We were up stupidly early again so we could get to Kings Canyon to take in the sunrise and clement morning temperatures. Some bonkers hiking took us across the canyon top which was amazing, even more so as it was once the ocean floor, millions of years ago. Hidden in the ridges behind the main canyon mouth were some beautiful waterholes, one of which is referred to as the Garden of Eden, which was where we had a morning snack of apples & cake, but no fig leaf action. After this up & down hike of about 5 miles and lunch in the bush we were looking forward to a nice drive back to Alice. However our guide’s survey said aaah-eeerh! As time was good we went back off road and drove through the MacDonnell Ranges, something that was usually on a separate tour. There was this whopping great crater left by a prehistoric comet that hit the ancient super continent of Gondwana (which basically fragmented into South America, Africa, India, Australia & Antarctica) and we saw the salt lakes that Donald Campbell used for some of his land speed record attempts.

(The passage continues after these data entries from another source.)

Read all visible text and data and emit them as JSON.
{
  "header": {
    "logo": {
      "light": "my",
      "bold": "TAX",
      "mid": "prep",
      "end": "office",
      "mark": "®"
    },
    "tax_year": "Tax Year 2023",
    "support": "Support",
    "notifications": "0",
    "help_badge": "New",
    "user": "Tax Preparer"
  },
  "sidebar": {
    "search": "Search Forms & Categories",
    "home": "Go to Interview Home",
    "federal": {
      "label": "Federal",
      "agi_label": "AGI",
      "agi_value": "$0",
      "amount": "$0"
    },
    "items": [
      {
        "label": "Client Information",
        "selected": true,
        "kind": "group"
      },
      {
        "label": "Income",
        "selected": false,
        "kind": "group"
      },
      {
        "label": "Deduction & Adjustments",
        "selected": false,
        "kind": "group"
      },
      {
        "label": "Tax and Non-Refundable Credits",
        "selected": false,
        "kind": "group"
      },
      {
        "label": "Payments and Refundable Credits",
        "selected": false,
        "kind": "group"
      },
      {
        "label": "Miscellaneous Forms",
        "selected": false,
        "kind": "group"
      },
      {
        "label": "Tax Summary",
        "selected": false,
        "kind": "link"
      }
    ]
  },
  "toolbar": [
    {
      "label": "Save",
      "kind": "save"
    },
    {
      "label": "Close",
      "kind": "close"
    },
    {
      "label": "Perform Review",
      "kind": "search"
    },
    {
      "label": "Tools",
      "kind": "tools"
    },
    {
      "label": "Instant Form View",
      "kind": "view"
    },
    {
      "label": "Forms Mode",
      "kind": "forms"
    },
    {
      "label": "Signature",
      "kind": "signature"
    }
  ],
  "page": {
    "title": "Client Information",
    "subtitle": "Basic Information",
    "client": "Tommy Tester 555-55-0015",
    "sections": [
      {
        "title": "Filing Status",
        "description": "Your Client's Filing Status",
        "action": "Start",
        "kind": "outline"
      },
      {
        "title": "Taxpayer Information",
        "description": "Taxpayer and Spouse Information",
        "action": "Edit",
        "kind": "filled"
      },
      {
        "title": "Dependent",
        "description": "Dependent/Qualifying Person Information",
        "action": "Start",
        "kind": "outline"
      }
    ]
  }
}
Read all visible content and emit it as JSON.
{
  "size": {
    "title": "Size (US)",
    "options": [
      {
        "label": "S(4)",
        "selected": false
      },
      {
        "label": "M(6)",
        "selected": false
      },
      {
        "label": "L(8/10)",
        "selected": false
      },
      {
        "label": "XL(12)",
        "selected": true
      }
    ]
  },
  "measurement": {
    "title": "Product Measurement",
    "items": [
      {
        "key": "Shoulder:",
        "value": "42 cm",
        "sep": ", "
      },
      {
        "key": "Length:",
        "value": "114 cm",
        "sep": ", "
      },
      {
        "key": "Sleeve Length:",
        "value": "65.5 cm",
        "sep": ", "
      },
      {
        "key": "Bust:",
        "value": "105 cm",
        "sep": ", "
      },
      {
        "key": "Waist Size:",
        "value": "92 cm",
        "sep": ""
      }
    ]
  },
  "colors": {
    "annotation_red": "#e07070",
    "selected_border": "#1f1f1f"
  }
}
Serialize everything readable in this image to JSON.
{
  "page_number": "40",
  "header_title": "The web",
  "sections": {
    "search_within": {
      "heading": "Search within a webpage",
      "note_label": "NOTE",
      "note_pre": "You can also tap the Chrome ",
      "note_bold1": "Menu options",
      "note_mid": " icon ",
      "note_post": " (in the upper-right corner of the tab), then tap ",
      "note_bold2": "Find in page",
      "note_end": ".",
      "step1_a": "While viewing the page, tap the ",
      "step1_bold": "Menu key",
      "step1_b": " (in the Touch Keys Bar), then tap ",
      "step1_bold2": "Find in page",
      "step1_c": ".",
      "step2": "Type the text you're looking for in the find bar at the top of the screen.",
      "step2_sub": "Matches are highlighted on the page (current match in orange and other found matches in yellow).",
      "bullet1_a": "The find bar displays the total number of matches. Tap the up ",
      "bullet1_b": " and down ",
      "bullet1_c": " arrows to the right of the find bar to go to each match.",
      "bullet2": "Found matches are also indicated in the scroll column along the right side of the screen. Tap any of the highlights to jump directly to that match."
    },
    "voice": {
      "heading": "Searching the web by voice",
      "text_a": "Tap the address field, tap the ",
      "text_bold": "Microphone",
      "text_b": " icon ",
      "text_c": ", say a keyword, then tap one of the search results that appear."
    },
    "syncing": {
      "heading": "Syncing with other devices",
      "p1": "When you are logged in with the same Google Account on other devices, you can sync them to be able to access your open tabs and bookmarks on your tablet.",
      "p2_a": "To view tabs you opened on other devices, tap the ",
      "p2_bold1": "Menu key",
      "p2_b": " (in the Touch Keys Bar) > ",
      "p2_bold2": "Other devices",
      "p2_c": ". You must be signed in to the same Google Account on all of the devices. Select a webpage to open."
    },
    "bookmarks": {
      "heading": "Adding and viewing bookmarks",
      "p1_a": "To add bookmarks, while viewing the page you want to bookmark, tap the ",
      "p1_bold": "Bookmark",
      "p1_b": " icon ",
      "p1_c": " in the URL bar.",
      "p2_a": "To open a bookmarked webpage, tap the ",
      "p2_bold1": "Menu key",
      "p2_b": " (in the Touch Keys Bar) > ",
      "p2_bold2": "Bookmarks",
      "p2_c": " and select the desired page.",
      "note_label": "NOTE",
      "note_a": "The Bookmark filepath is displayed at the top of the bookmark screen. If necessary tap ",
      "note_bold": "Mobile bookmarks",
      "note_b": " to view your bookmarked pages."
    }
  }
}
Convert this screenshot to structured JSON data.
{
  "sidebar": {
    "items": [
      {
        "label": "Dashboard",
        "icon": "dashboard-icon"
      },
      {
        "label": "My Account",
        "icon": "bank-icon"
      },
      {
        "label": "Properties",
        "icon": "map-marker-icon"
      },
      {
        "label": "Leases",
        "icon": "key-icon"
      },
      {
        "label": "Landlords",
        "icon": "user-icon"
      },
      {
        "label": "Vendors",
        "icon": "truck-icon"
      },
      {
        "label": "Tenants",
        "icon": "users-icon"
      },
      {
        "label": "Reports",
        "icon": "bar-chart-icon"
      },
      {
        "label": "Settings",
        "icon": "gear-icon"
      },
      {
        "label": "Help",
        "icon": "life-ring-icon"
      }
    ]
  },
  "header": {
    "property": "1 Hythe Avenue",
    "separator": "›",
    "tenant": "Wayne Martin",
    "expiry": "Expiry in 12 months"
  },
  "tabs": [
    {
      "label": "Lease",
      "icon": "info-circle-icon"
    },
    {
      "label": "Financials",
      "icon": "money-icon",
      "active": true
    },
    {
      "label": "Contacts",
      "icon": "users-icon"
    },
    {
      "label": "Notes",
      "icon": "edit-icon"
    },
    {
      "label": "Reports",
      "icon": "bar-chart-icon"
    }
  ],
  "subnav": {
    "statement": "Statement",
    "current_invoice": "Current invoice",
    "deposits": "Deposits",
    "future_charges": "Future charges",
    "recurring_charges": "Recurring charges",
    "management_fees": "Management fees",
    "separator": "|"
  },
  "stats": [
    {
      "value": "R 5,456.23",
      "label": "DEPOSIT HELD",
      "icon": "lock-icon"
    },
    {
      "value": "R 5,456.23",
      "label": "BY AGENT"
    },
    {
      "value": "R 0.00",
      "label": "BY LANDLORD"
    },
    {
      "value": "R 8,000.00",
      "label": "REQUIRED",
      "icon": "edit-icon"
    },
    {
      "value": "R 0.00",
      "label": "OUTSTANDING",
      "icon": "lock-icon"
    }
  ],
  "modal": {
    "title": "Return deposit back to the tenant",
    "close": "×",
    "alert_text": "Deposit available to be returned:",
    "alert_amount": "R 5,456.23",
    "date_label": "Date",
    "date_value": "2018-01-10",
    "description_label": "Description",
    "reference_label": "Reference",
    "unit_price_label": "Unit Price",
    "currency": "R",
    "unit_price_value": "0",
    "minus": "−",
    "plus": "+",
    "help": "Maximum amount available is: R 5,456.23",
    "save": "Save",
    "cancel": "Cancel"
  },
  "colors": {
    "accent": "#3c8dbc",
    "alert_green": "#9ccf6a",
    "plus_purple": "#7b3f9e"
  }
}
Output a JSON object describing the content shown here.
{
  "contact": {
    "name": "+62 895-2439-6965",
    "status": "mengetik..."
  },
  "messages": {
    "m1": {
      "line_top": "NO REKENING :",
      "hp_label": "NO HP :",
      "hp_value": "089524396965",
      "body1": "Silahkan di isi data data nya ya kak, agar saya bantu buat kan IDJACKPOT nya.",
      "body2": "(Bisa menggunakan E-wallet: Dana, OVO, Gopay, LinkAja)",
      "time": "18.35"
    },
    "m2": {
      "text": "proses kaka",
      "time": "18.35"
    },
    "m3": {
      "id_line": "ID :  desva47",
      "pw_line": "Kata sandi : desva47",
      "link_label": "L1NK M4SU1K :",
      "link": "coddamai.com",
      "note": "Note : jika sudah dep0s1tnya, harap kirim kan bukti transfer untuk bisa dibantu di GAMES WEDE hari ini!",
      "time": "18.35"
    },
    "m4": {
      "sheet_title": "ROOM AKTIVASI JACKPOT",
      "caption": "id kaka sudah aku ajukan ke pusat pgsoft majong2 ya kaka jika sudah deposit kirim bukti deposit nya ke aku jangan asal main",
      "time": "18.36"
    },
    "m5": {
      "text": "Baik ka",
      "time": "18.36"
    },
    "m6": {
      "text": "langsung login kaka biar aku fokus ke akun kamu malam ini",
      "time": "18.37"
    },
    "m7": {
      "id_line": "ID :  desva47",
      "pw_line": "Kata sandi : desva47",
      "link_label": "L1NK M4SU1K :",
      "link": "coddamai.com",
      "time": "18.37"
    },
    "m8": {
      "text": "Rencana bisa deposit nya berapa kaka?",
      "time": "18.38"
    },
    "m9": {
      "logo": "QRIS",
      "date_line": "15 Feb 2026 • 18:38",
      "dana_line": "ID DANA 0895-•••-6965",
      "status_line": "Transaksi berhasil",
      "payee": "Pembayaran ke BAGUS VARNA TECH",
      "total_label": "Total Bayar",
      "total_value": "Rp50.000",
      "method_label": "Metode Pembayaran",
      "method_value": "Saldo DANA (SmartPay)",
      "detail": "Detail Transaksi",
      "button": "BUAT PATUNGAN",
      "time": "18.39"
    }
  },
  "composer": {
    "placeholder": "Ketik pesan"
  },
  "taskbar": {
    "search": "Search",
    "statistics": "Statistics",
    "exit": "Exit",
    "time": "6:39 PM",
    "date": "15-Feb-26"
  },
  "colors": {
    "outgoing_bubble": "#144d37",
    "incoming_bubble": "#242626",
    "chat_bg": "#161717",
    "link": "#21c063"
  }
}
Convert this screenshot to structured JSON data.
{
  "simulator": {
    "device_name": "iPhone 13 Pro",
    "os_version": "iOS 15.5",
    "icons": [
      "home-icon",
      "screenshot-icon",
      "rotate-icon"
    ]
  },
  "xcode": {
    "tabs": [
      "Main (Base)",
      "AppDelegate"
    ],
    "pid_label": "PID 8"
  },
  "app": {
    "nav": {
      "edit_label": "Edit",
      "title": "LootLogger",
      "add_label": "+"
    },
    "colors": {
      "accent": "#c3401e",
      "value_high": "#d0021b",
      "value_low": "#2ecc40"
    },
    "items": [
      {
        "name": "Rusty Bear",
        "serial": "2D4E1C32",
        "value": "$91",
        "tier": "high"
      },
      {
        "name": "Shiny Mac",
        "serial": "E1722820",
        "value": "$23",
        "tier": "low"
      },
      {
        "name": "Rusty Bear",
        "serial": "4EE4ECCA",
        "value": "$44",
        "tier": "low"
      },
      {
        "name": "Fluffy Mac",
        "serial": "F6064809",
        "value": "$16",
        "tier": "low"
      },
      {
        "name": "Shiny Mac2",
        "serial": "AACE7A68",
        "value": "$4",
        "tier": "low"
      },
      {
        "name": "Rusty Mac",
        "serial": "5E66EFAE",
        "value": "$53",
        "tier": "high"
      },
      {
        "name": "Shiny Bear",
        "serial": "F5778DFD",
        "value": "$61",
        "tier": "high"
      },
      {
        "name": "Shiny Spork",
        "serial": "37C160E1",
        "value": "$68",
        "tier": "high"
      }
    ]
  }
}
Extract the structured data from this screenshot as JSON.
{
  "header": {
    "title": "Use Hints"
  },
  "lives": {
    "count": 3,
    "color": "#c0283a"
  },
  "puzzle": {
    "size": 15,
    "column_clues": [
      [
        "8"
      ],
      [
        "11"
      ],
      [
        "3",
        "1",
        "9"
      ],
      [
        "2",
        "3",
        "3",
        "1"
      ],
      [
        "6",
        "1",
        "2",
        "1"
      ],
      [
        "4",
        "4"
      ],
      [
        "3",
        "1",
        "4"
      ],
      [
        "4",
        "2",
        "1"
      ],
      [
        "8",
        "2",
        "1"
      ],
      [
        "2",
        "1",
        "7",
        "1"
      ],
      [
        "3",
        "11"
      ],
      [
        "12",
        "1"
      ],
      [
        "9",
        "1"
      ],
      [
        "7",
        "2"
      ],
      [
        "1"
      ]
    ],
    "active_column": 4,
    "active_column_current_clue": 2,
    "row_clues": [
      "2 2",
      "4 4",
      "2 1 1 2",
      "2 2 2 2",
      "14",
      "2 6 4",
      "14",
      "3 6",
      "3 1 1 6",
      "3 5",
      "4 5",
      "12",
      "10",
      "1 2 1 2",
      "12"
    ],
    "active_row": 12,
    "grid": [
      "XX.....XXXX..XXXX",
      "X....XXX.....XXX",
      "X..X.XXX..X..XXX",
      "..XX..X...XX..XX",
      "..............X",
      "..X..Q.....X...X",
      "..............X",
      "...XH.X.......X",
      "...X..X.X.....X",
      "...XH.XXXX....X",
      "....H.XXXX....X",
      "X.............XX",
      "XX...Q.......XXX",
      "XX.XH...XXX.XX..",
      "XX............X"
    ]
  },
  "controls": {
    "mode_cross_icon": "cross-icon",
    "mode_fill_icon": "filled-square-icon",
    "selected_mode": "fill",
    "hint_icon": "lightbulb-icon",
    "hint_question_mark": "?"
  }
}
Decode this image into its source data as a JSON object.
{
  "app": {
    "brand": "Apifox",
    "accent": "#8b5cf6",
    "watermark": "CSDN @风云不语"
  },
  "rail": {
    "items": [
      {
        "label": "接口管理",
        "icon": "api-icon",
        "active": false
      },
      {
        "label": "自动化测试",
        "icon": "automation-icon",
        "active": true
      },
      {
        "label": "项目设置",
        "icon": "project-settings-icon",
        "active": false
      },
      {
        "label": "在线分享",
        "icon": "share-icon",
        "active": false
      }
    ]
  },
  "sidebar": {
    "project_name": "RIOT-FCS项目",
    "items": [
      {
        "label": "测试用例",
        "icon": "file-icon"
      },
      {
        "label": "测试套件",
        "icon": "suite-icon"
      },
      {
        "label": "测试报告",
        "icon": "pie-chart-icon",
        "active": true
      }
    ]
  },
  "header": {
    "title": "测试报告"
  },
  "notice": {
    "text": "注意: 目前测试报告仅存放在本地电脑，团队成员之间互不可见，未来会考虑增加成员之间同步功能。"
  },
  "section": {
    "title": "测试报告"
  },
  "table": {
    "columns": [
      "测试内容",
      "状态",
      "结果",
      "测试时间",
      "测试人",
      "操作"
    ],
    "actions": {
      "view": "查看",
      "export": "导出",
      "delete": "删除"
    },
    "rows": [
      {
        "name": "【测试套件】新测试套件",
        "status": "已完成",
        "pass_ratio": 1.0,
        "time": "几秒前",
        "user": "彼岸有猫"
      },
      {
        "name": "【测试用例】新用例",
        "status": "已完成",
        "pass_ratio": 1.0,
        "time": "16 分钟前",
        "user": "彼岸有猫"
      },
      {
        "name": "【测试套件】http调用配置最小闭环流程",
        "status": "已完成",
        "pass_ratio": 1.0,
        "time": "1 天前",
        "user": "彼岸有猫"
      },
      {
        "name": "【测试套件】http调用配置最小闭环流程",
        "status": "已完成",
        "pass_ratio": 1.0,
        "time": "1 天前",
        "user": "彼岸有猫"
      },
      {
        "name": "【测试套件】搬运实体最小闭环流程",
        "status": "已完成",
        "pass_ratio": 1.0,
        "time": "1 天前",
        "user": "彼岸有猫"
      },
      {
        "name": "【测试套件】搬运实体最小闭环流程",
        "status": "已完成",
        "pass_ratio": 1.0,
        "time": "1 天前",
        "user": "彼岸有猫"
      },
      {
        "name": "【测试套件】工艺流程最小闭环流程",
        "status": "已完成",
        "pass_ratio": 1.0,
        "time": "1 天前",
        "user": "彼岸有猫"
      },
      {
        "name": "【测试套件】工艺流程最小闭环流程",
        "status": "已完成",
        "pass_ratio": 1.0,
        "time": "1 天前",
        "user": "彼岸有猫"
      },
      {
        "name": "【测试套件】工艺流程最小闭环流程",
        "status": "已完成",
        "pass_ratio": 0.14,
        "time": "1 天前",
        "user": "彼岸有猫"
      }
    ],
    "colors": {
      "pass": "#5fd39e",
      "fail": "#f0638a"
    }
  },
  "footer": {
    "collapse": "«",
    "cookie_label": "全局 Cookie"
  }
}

We also came across a camel that refused to move out of the road until our tour guide floored it and basically chased the camel off the road.

So we bid farewell to our touring group including an Ozzie version of Aaron, a very mardy Dutch chunker, a typically crazy Dutch woman whose boyfriend was bemoaning the lack of proper football on Oz tv & was missing Match Of The Day and a French dude who looked scarily like Rob – similar hair style & colour, same concerned expression, but slightly effeminate. Although I’ve never actually heard Rob speak French so this geezer could have been even more spooky. We did try to post some photos on our return to Alice but the internet access there had a very low bandwidth – we’ll try to get some up soon.

Next stop is the Queensland coast for some reef and rainforest action.